Dyan Crowther, route managing director, Network Rail, said: “Electrification of key routes in the North West will significantly improve connections between our major towns and cities, boosting the economy and providing passengers with quicker, cleaner and more frequent services provide the railway that the region’s passengers want and its economy needs.

“This is the first railway line to be electrified in England in over a decade. We have delivered this complex project, using modern standards and state-of-the-art technology, in four years from inception.”

Network Rail has said the next major improvements will arrive in December 2014, when electric trains will operate from Liverpool to Manchester via Newton le Willows and Wigan.
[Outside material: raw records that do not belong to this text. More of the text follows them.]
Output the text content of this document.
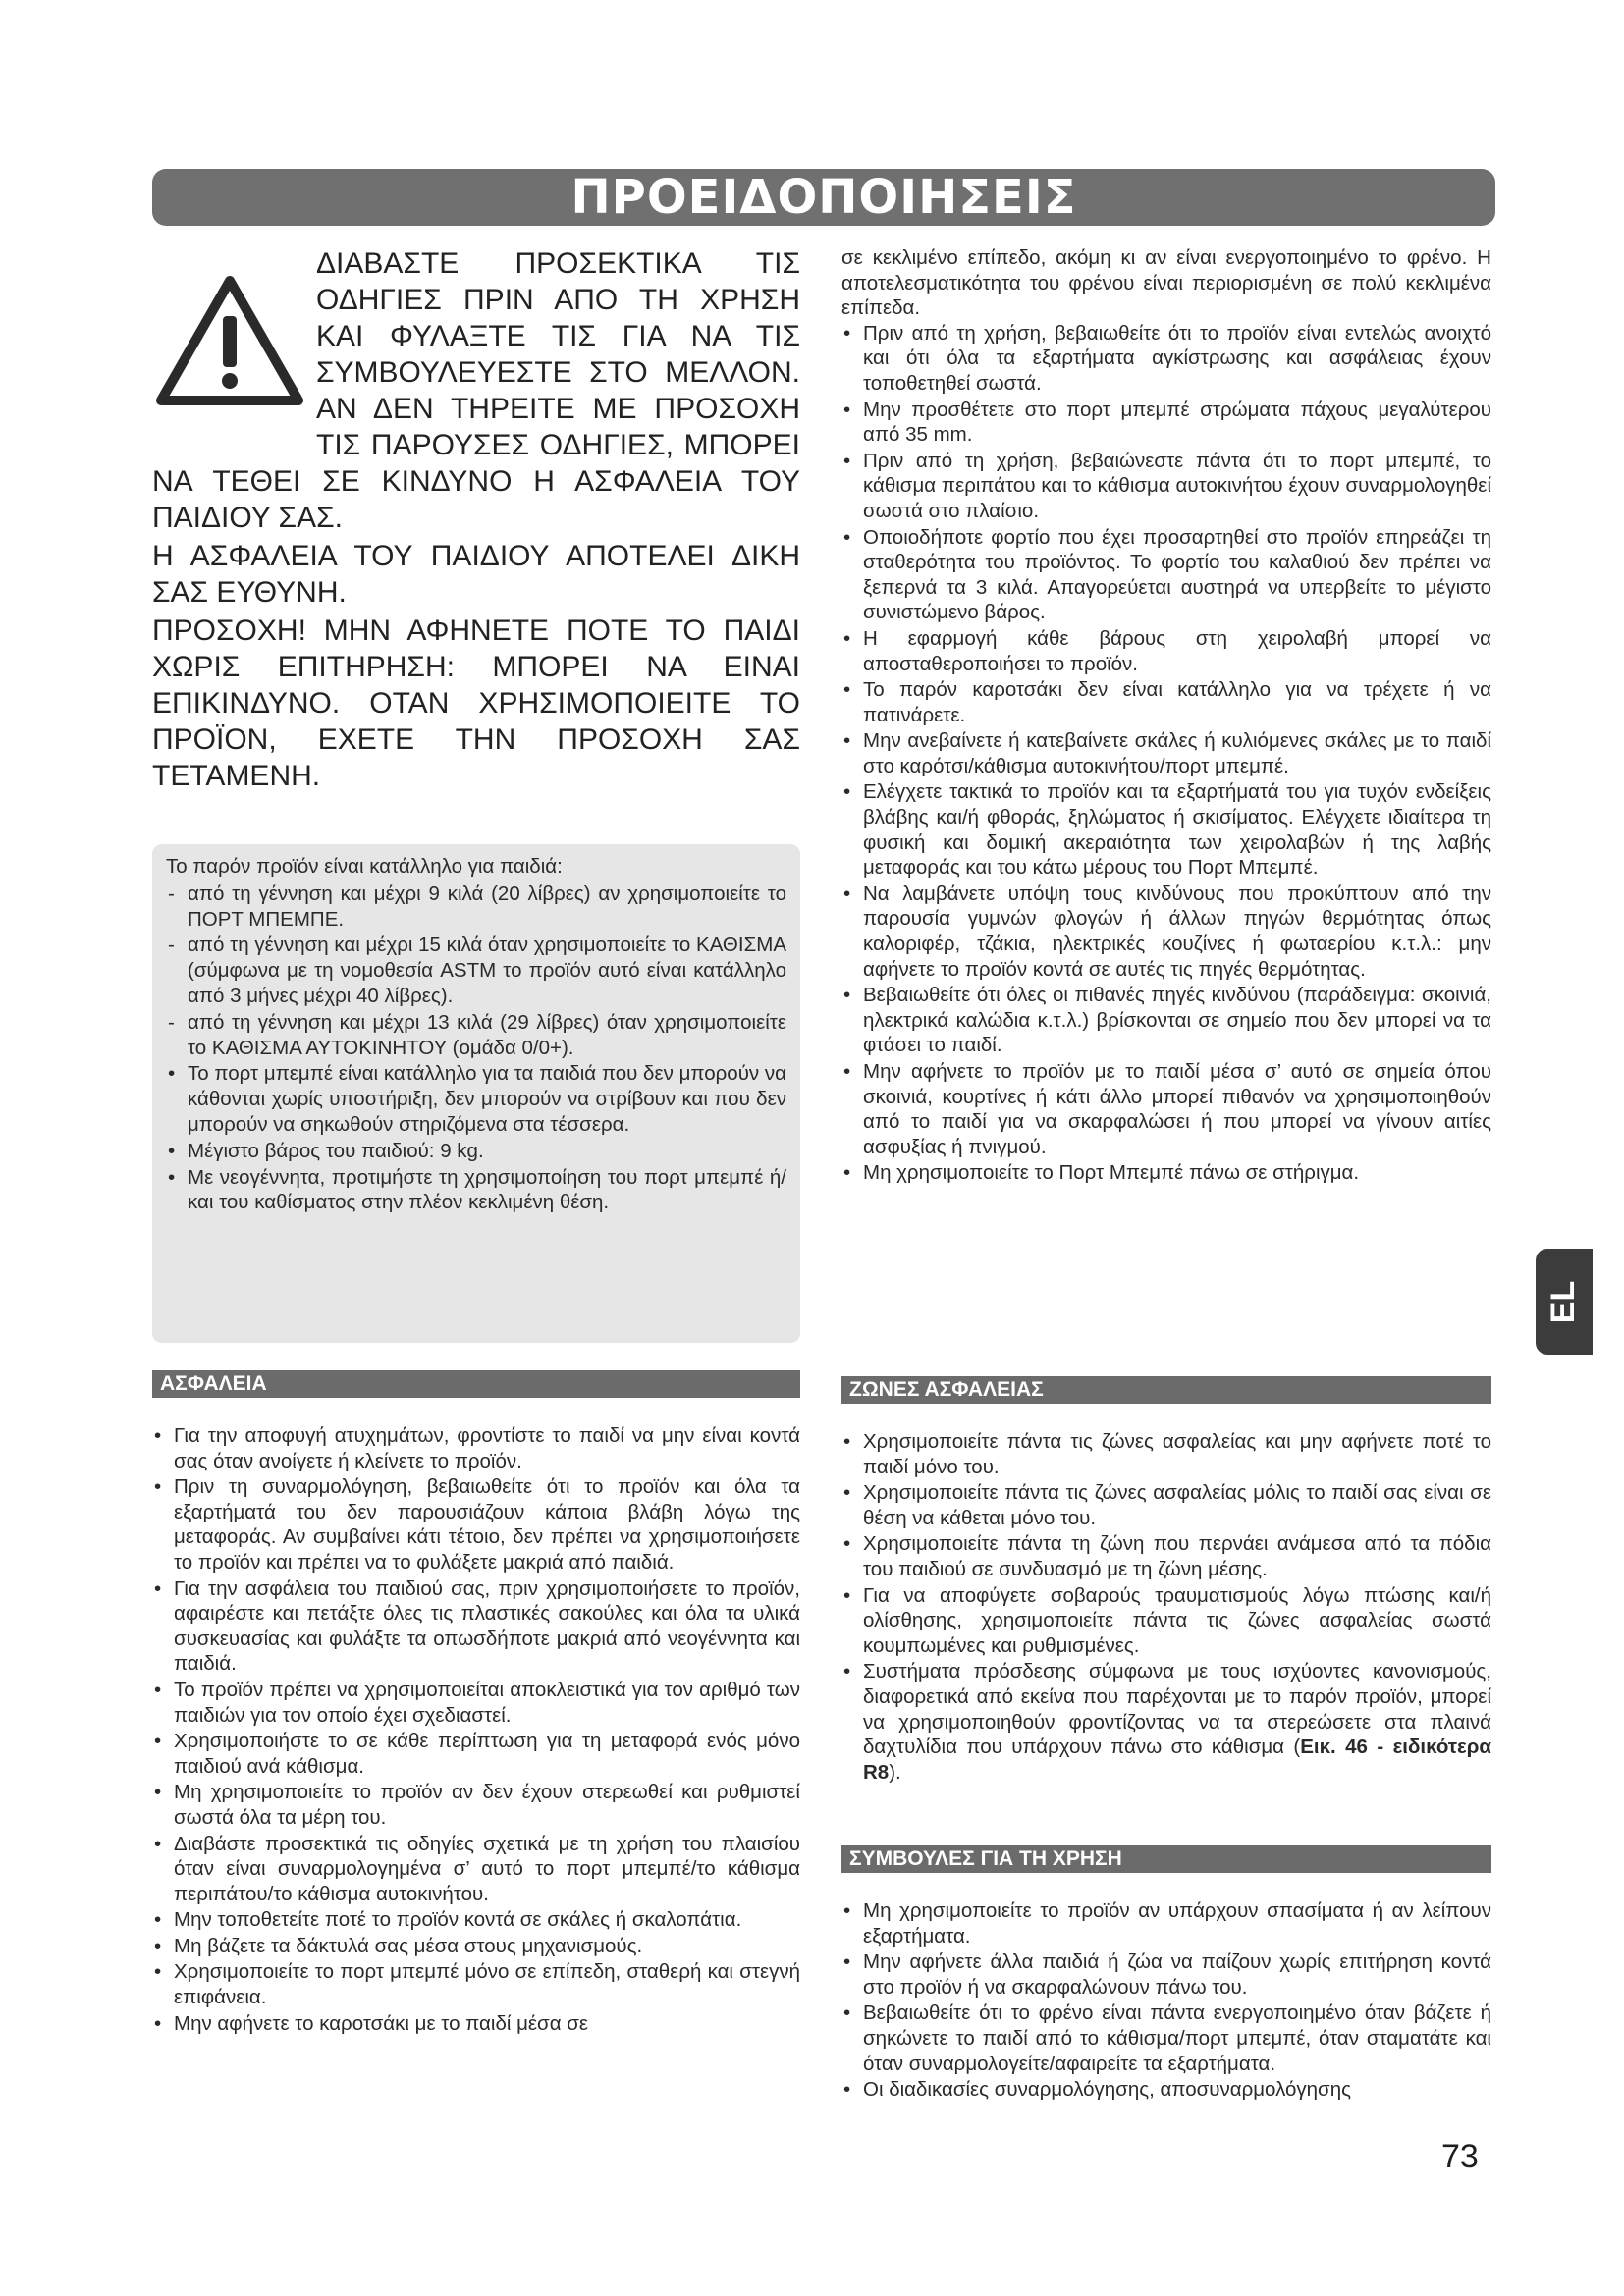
ΠΡΟΕΙΔΟΠΟΙΗΣΕΙΣ

ΔΙΑΒΑΣΤΕ ΠΡΟΣΕΚΤΙΚΑ ΤΙΣ ΟΔΗΓΙΕΣ ΠΡΙΝ ΑΠΟ ΤΗ ΧΡΗΣΗ ΚΑΙ ΦΥΛΑΞΤΕ ΤΙΣ ΓΙΑ ΝΑ ΤΙΣ ΣΥΜΒΟΥΛΕΥΕΣΤΕ ΣΤΟ ΜΕΛΛΟΝ. ΑΝ ΔΕΝ ΤΗΡΕΙΤΕ ΜΕ ΠΡΟΣΟΧΗ ΤΙΣ ΠΑΡΟΥΣΕΣ ΟΔΗΓΙΕΣ, ΜΠΟΡΕΙ ΝΑ ΤΕΘΕΙ ΣΕ ΚΙΝΔΥΝΟ Η ΑΣΦΑΛΕΙΑ ΤΟΥ ΠΑΙΔΙΟΥ ΣΑΣ.

Η ΑΣΦΑΛΕΙΑ ΤΟΥ ΠΑΙΔΙΟΥ ΑΠΟΤΕΛΕΙ ΔΙΚΗ ΣΑΣ ΕΥΘΥΝΗ.

ΠΡΟΣΟΧΗ! ΜΗΝ ΑΦΗΝΕΤΕ ΠΟΤΕ ΤΟ ΠΑΙΔΙ ΧΩΡΙΣ ΕΠΙΤΗΡΗΣΗ: ΜΠΟΡΕΙ ΝΑ ΕΙΝΑΙ ΕΠΙΚΙΝΔΥΝΟ. ΟΤΑΝ ΧΡΗΣΙΜΟΠΟΙΕΙΤΕ ΤΟ ΠΡΟΪΟΝ, ΕΧΕΤΕ ΤΗΝ ΠΡΟΣΟΧΗ ΣΑΣ ΤΕΤΑΜΕΝΗ.

Το παρόν προϊόν είναι κατάλληλο για παιδιά:

- από τη γέννηση και μέχρι 9 κιλά (20 λίβρες) αν χρησιμοποιείτε το ΠΟΡΤ ΜΠΕΜΠΕ.
- από τη γέννηση και μέχρι 15 κιλά όταν χρησιμοποιείτε το ΚΑΘΙΣΜΑ (σύμφωνα με τη νομοθεσία ASTM το προϊόν αυτό είναι κατάλληλο από 3 μήνες μέχρι 40 λίβρες).
- από τη γέννηση και μέχρι 13 κιλά (29 λίβρες) όταν χρησιμοποιείτε το ΚΑΘΙΣΜΑ ΑΥΤΟΚΙΝΗΤΟΥ (ομάδα 0/0+).
• Το πορτ μπεμπέ είναι κατάλληλο για τα παιδιά που δεν μπορούν να κάθονται χωρίς υποστήριξη, δεν μπορούν να στρίβουν και που δεν μπορούν να σηκωθούν στηριζόμενα στα τέσσερα.
• Μέγιστο βάρος του παιδιού: 9 kg.
• Με νεογέννητα, προτιμήστε τη χρησιμοποίηση του πορτ μπεμπέ ή/και του καθίσματος στην πλέον κεκλιμένη θέση.
ΑΣΦΑΛΕΙΑ
• Για την αποφυγή ατυχημάτων, φροντίστε το παιδί να μην είναι κοντά σας όταν ανοίγετε ή κλείνετε το προϊόν.
• Πριν τη συναρμολόγηση, βεβαιωθείτε ότι το προϊόν και όλα τα εξαρτήματά του δεν παρουσιάζουν κάποια βλάβη λόγω της μεταφοράς. Αν συμβαίνει κάτι τέτοιο, δεν πρέπει να χρησιμοποιήσετε το προϊόν και πρέπει να το φυλάξετε μακριά από παιδιά.
• Για την ασφάλεια του παιδιού σας, πριν χρησιμοποιήσετε το προϊόν, αφαιρέστε και πετάξτε όλες τις πλαστικές σακούλες και όλα τα υλικά συσκευασίας και φυλάξτε τα οπωσδήποτε μακριά από νεογέννητα και παιδιά.
• Το προϊόν πρέπει να χρησιμοποιείται αποκλειστικά για τον αριθμό των παιδιών για τον οποίο έχει σχεδιαστεί.
• Χρησιμοποιήστε το σε κάθε περίπτωση για τη μεταφορά ενός μόνο παιδιού ανά κάθισμα.
• Μη χρησιμοποιείτε το προϊόν αν δεν έχουν στερεωθεί και ρυθμιστεί σωστά όλα τα μέρη του.
• Διαβάστε προσεκτικά τις οδηγίες σχετικά με τη χρήση του πλαισίου όταν είναι συναρμολογημένα σ’ αυτό το πορτ μπεμπέ/το κάθισμα περιπάτου/το κάθισμα αυτοκινήτου.
• Μην τοποθετείτε ποτέ το προϊόν κοντά σε σκάλες ή σκαλοπάτια.
• Μη βάζετε τα δάκτυλά σας μέσα στους μηχανισμούς.
• Χρησιμοποιείτε το πορτ μπεμπέ μόνο σε επίπεδη, σταθερή και στεγνή επιφάνεια.
• Μην αφήνετε το καροτσάκι με το παιδί μέσα σε

σε κεκλιμένο επίπεδο, ακόμη κι αν είναι ενεργοποιημένο το φρένο. Η αποτελεσματικότητα του φρένου είναι περιορισμένη σε πολύ κεκλιμένα επίπεδα.

• Πριν από τη χρήση, βεβαιωθείτε ότι το προϊόν είναι εντελώς ανοιχτό και ότι όλα τα εξαρτήματα αγκίστρωσης και ασφάλειας έχουν τοποθετηθεί σωστά.
• Μην προσθέτετε στο πορτ μπεμπέ στρώματα πάχους μεγαλύτερου από 35 mm.
• Πριν από τη χρήση, βεβαιώνεστε πάντα ότι το πορτ μπεμπέ, το κάθισμα περιπάτου και το κάθισμα αυτοκινήτου έχουν συναρμολογηθεί σωστά στο πλαίσιο.
• Οποιοδήποτε φορτίο που έχει προσαρτηθεί στο προϊόν επηρεάζει τη σταθερότητα του προϊόντος. Το φορτίο του καλαθιού δεν πρέπει να ξεπερνά τα 3 κιλά. Απαγορεύεται αυστηρά να υπερβείτε το μέγιστο συνιστώμενο βάρος.
• Η εφαρμογή κάθε βάρους στη χειρολαβή μπορεί να αποσταθεροποιήσει το προϊόν.
• Το παρόν καροτσάκι δεν είναι κατάλληλο για να τρέχετε ή να πατινάρετε.
• Μην ανεβαίνετε ή κατεβαίνετε σκάλες ή κυλιόμενες σκάλες με το παιδί στο καρότσι/κάθισμα αυτοκινήτου/πορτ μπεμπέ.
• Ελέγχετε τακτικά το προϊόν και τα εξαρτήματά του για τυχόν ενδείξεις βλάβης και/ή φθοράς, ξηλώματος ή σκισίματος. Ελέγχετε ιδιαίτερα τη φυσική και δομική ακεραιότητα των χειρολαβών ή της λαβής μεταφοράς και του κάτω μέρους του Πορτ Μπεμπέ.
• Να λαμβάνετε υπόψη τους κινδύνους που προκύπτουν από την παρουσία γυμνών φλογών ή άλλων πηγών θερμότητας όπως καλοριφέρ, τζάκια, ηλεκτρικές κουζίνες ή φωταερίου κ.τ.λ.: μην αφήνετε το προϊόν κοντά σε αυτές τις πηγές θερμότητας.
• Βεβαιωθείτε ότι όλες οι πιθανές πηγές κινδύνου (παράδειγμα: σκοινιά, ηλεκτρικά καλώδια κ.τ.λ.) βρίσκονται σε σημείο που δεν μπορεί να τα φτάσει το παιδί.
• Μην αφήνετε το προϊόν με το παιδί μέσα σ’ αυτό σε σημεία όπου σκοινιά, κουρτίνες ή κάτι άλλο μπορεί πιθανόν να χρησιμοποιηθούν από το παιδί για να σκαρφαλώσει ή που μπορεί να γίνουν αιτίες ασφυξίας ή πνιγμού.
• Μη χρησιμοποιείτε το Πορτ Μπεμπέ πάνω σε στήριγμα.
ΖΩΝΕΣ ΑΣΦΑΛΕΙΑΣ
• Χρησιμοποιείτε πάντα τις ζώνες ασφαλείας και μην αφήνετε ποτέ το παιδί μόνο του.
• Χρησιμοποιείτε πάντα τις ζώνες ασφαλείας μόλις το παιδί σας είναι σε θέση να κάθεται μόνο του.
• Χρησιμοποιείτε πάντα τη ζώνη που περνάει ανάμεσα από τα πόδια του παιδιού σε συνδυασμό με τη ζώνη μέσης.
• Για να αποφύγετε σοβαρούς τραυματισμούς λόγω πτώσης και/ή ολίσθησης, χρησιμοποιείτε πάντα τις ζώνες ασφαλείας σωστά κουμπωμένες και ρυθμισμένες.
• Συστήματα πρόσδεσης σύμφωνα με τους ισχύοντες κανονισμούς, διαφορετικά από εκείνα που παρέχονται με το παρόν προϊόν, μπορεί να χρησιμοποιηθούν φροντίζοντας να τα στερεώσετε στα πλαινά δαχτυλίδια που υπάρχουν πάνω στο κάθισμα (Εικ. 46 - ειδικότερα R8).
ΣΥΜΒΟΥΛΕΣ ΓΙΑ ΤΗ ΧΡΗΣΗ
• Μη χρησιμοποιείτε το προϊόν αν υπάρχουν σπασίματα ή αν λείπουν εξαρτήματα.
• Μην αφήνετε άλλα παιδιά ή ζώα να παίζουν χωρίς επιτήρηση κοντά στο προϊόν ή να σκαρφαλώνουν πάνω του.
• Βεβαιωθείτε ότι το φρένο είναι πάντα ενεργοποιημένο όταν βάζετε ή σηκώνετε το παιδί από το κάθισμα/πορτ μπεμπέ, όταν σταματάτε και όταν συναρμολογείτε/αφαιρείτε τα εξαρτήματα.
• Οι διαδικασίες συναρμολόγησης, αποσυναρμολόγησης
EL
73
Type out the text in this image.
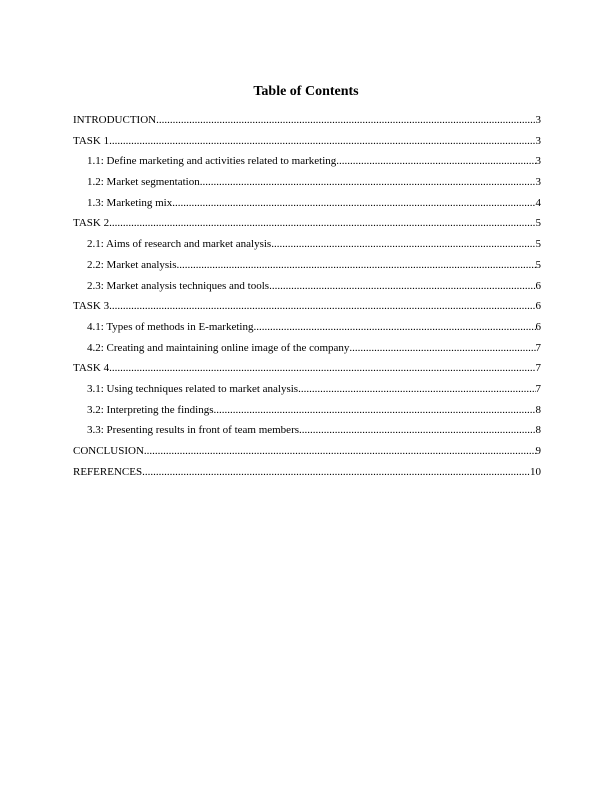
Table of Contents
INTRODUCTION .....	3
TASK 1 .....	3
1.1: Define marketing and activities related to marketing .....	3
1.2: Market segmentation .....	3
1.3: Marketing mix .....	4
TASK 2 .....	5
2.1: Aims of research and market analysis .....	5
2.2: Market analysis .....	5
2.3: Market analysis techniques and tools .....	6
TASK 3 .....	6
4.1: Types of methods in E-marketing .....	6
4.2: Creating and maintaining online image of the company .....	7
TASK 4 .....	7
3.1: Using techniques related to market analysis .....	7
3.2: Interpreting the findings .....	8
3.3: Presenting results in front of team members .....	8
CONCLUSION .....	9
REFERENCES .....	10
The North West electrification programme is being delivered in five phases from now and December 2016:

  • Phase 1: Between Castlefield Junction and Newton Le Willows by December 2013
  • Phase 2a: Between Liverpool and Newton Le Willows
  • Phase 2b: Between Huyton and Wigan
  • Phase 2c: Between Ordsall Lane and Manchester Victoria, all by December 2014
  • Phase 3: Preston to Blackpool, by May 2016
  • Phase 4: Manchester Victoria to Preston (Euxton Junction), by December 2016
  • Phase 5: Manchester Victoria to Stalybridge, Guide Bridge to Stalybridge, December 2016

2 COMMENTS

  1. Manchester, Glasgow and Edinburgh are big City’s. They are linked by the West Coast Mainline – An Inter-City line. So why after all this investment is this service still operated by outer suburban commuter trains? It was bad enough that the service before was operated by branchline DMU’s. To learn nothing from the years of misery these trains have inflicted on Manchester/Scotland passengers and deliberately repeat the mistake with EMU’s that are barely any better is at best a wasted opportunity and at worst a complete misappropriation of public funds.

  2. What about the Rural branch lines in East Anglia. Those lines that Greater Anglia has most of the Diesel trains would see overhead wires being erected with Electric Trains taking over the network in Norfolk, Suffolk, Cambs and Marks Tey-Sudbury lines in Essex also to have overhead wires being erected.